Twitchは10月21日、「同時配信に関するガイドライン」を更新した。一定の条件のもと、あらゆるライブストリーミング配信プラットフォームで同時配信を認める内容となっている。
Twitchは現地時間10月22日までコンベンション「TwitchCon」を開催中。そのなかで「同時配信に関するガイドライン」が改訂され、あらゆるライブストリーミング配信プラットフォームで同時配信が認められることが発表された。英語版ガイドラインはさっそく改訂されている。なお新たなガイドラインはTwitchとの独占契約を結んでいない限りすべてのストリーマーに適用されるとのことで、配信を収益化しているユーザーも同時配信が可能になると見られる。
また改訂後のガイドラインには、同時配信における新たな取り決めも設けられている。まず同時配信においてTwitchユーザーが体験する品質が、ほかのプラットフォームやサービスでの体験に劣らないようにすることが第一に掲げられている。たとえば画面解像度をほかのプラットフォームよりも劣らせることは禁止。またチャットなどにおける、配信者とTwitchコミュニティとの関わり方もこの規定に含まれているそうだ。つまりほかのプラットフォームでのユーザーとの交流を優先してTwitchユーザーとの交流は二の次にする、といった状況はガイドラインに反するわけだろう。
さらにTwitchとほかのプラットフォームにおけるアクティビティを統合するようなサードパーティ製サービスを利用して視聴者に見せることも禁止されている。たとえば、Twitchと別のプラットフォームのチャット欄を統合するサービスを用いて視聴者に見せる行為は禁止対象となるようだ。ただし個人的に利用する分には自由とされており、あくまでそうしたサービスを視聴者に見える状態にすることが禁止される。
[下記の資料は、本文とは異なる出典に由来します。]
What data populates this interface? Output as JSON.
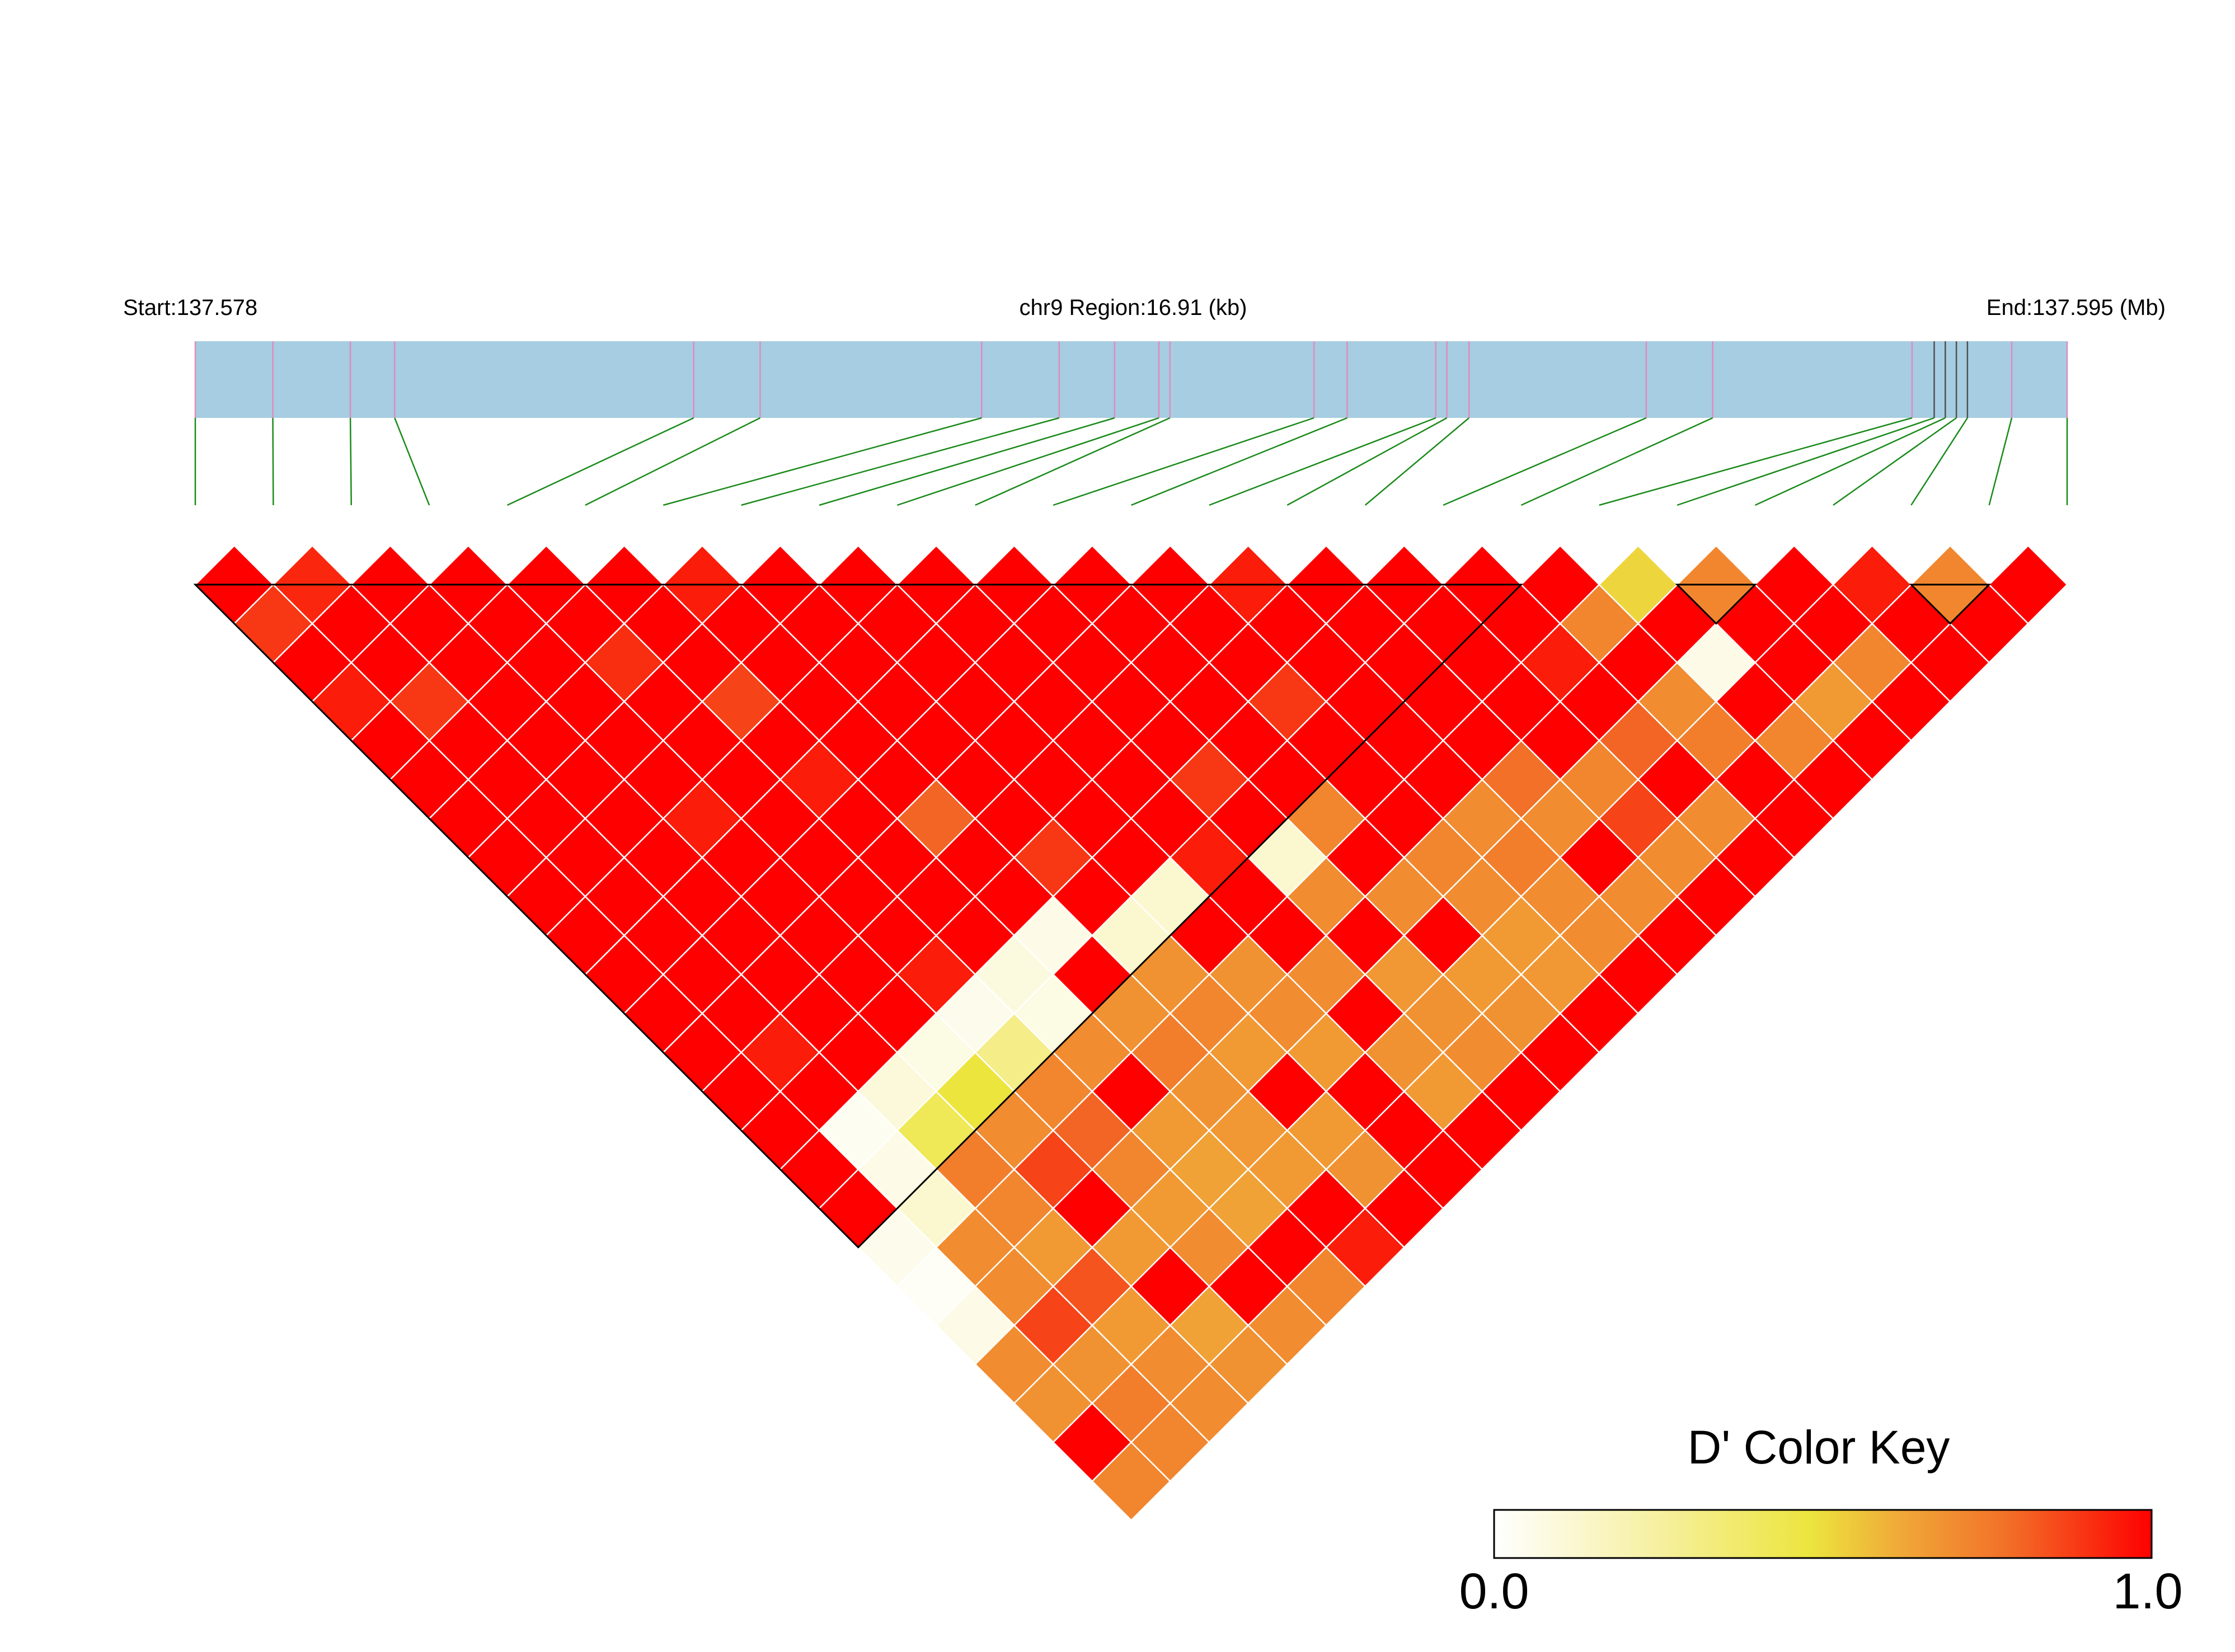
{
  "header": {
    "start_label": "Start:137.578",
    "region_label": "chr9 Region:16.91 (kb)",
    "end_label": "End:137.595 (Mb)"
  },
  "legend": {
    "title": "D' Color Key",
    "min_label": "0.0",
    "max_label": "1.0"
  },
  "colors": {
    "gene_bar": "#a6cde1",
    "marker_line": "#e08ac0",
    "marker_line_dark": "#505050",
    "connector": "#1a8a1a",
    "block_outline": "#000000",
    "cell_border": "#ffffff",
    "ramp": [
      "#ffffff",
      "#f6f0a0",
      "#ece53e",
      "#f0a838",
      "#f27028",
      "#fe0000"
    ]
  },
  "chart_data": {
    "type": "heatmap",
    "title": "D' Color Key",
    "region": {
      "chromosome": "chr9",
      "start_mb": 137.578,
      "end_mb": 137.595,
      "length_kb": 16.91
    },
    "color_scale": {
      "min": 0.0,
      "max": 1.0
    },
    "n_snps": 25,
    "snp_positions_mb": [
      137.578,
      137.5787,
      137.5794,
      137.5798,
      137.5825,
      137.5831,
      137.5851,
      137.5858,
      137.5863,
      137.5867,
      137.5868,
      137.5881,
      137.5884,
      137.5892,
      137.5893,
      137.5895,
      137.5911,
      137.5917,
      137.5935,
      137.5937,
      137.5938,
      137.5939,
      137.594,
      137.5944,
      137.5949
    ],
    "ld_blocks": [
      [
        1,
        18
      ],
      [
        20,
        21
      ],
      [
        23,
        24
      ]
    ],
    "dprime": [
      [
        1,
        0.9,
        1,
        0.95,
        1,
        1,
        1,
        1,
        1,
        1,
        1,
        1,
        1,
        1,
        1,
        1,
        1,
        0.04,
        0.02,
        0.05,
        0.7,
        0.68,
        1,
        0.72
      ],
      [
        0.93,
        1,
        1,
        0.9,
        1,
        1,
        1,
        1,
        1,
        1,
        1,
        1,
        0.95,
        1,
        0.03,
        0.05,
        0.1,
        0.7,
        0.7,
        0.88,
        0.68,
        0.75,
        0.72
      ],
      [
        1,
        1,
        1,
        1,
        1,
        1,
        1,
        1,
        1,
        1,
        1,
        1,
        1,
        0.08,
        0.35,
        0.75,
        0.72,
        0.65,
        0.85,
        0.65,
        0.7,
        0.7
      ],
      [
        1,
        1,
        1,
        1,
        1,
        1,
        0.95,
        1,
        1,
        1,
        1,
        1,
        0.06,
        0.4,
        0.7,
        0.88,
        1,
        0.65,
        1,
        0.62,
        0.68
      ],
      [
        1,
        1,
        0.92,
        1,
        1,
        1,
        1,
        1,
        1,
        1,
        0.95,
        0.04,
        0.25,
        0.72,
        0.82,
        0.72,
        0.65,
        0.7,
        1,
        0.7
      ],
      [
        1,
        1,
        1,
        0.88,
        1,
        0.95,
        1,
        1,
        1,
        1,
        0.07,
        0.06,
        0.7,
        1,
        0.65,
        0.62,
        0.62,
        1,
        0.72
      ],
      [
        0.95,
        1,
        1,
        1,
        1,
        1,
        0.82,
        1,
        1,
        0.05,
        1,
        0.68,
        0.75,
        0.68,
        0.66,
        0.65,
        1,
        0.95
      ],
      [
        1,
        1,
        1,
        1,
        1,
        1,
        1,
        0.9,
        1,
        0.1,
        0.68,
        0.72,
        0.65,
        1,
        0.65,
        0.68,
        1
      ],
      [
        1,
        1,
        1,
        1,
        1,
        1,
        1,
        1,
        0.1,
        1,
        0.68,
        0.7,
        0.65,
        1,
        1,
        1
      ],
      [
        1,
        1,
        1,
        1,
        1,
        1,
        1,
        0.95,
        1,
        1,
        0.7,
        1,
        0.68,
        0.65,
        1
      ],
      [
        1,
        1,
        1,
        1,
        1,
        0.9,
        1,
        0.1,
        0.7,
        1,
        0.66,
        0.68,
        0.7,
        1
      ],
      [
        1,
        1,
        1,
        1,
        1,
        1,
        0.72,
        1,
        0.7,
        1,
        0.65,
        0.68,
        1
      ],
      [
        1,
        1,
        1,
        0.9,
        1,
        1,
        1,
        0.72,
        0.7,
        0.65,
        0.66,
        1
      ],
      [
        0.95,
        1,
        1,
        1,
        1,
        1,
        0.7,
        0.75,
        0.7,
        0.7,
        1
      ],
      [
        1,
        1,
        1,
        1,
        1,
        0.8,
        0.7,
        1,
        0.7,
        1
      ],
      [
        1,
        1,
        1,
        1,
        1,
        0.72,
        0.88,
        0.7,
        1
      ],
      [
        1,
        1,
        0.95,
        1,
        0.82,
        1,
        0.7,
        1
      ],
      [
        1,
        0.72,
        1,
        0.7,
        0.75,
        1,
        1
      ],
      [
        0.45,
        1,
        0.05,
        1,
        0.72,
        1
      ],
      [
        0.72,
        1,
        1,
        0.65,
        1
      ],
      [
        1,
        1,
        0.72,
        1
      ],
      [
        0.95,
        1,
        1
      ],
      [
        0.72,
        1
      ],
      [
        1
      ]
    ]
  }
}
また配信者がTwitchとは違うサービスで視聴するようにリンクを貼ったりして誘導することも禁止とのこと。ただしチャンネルページの「About」欄に外部リンクを設けることは可能であり、放送中のチャット欄などで誘導した場合に違反行為とみなされるようだ。一連のガイドラインに違反した場合、Twitch運営からの警告の後、強制的な措置がとられると示されている。
Twitchでは今年6月、「ブランドコンテンツに関するガイドライン」や「同時配信に関するガイドライン」といったガイドラインの更新がおこなわれた。6月の更新以前には「同時配信に関するガイドライン」では、アフィリエイトプログラムに登録し、配信を収益化しているユーザーのみが、Twitch以外のライブ配信サイトとの同時配信を禁止されていた。一方で6月の更新後はほぼすべてのユーザーが同時配信禁止となった。
「ブランドコンテンツに関するガイドライン」については、厳しい制限・禁止事項が設けられたことから批判が殺到。そうした声を受けて同ガイドラインは改訂され、批判を受けたライブ配信画面内のスポンサー広告に関する制限・禁止事項が撤廃された(関連記事)。
一方で、ほぼすべてのユーザーが同時配信禁止となる「同時配信に関するガイドライン」の更新については据え置かれていた。今回のガイドライン更新により、同時配信の制限が一気に撤廃されるわけだ。同時配信を要望するTwitchユーザーも多かったと見られ、反響が寄せられている。なおモバイル版Twitchアプリでのストリーミング配信では、昨年のポリシー変更によりTikTokやInstagramといったほかのプラットフォームとの同時配信も認められていた。このたびPCでの同時配信も解禁されるかたちだ。
昨今ではTwitchと並んで人気を博すYouTubeライブに加え、新たな配信プラットフォームKickも台頭している。そうした中でおこなわれたTwitchでの同時配信の制限撤廃は、ユーザーにとって配信プラットフォームの選択肢が広がる嬉しい変化となりそうだ。なおTwitch側では同時配信が認められるようになったものの、外部プラットフォーム側で同時配信が認められていないケースも考えられる。同時配信を予定している場合は利用中のプラットフォームの利用規約などを確認しておくといいだろう。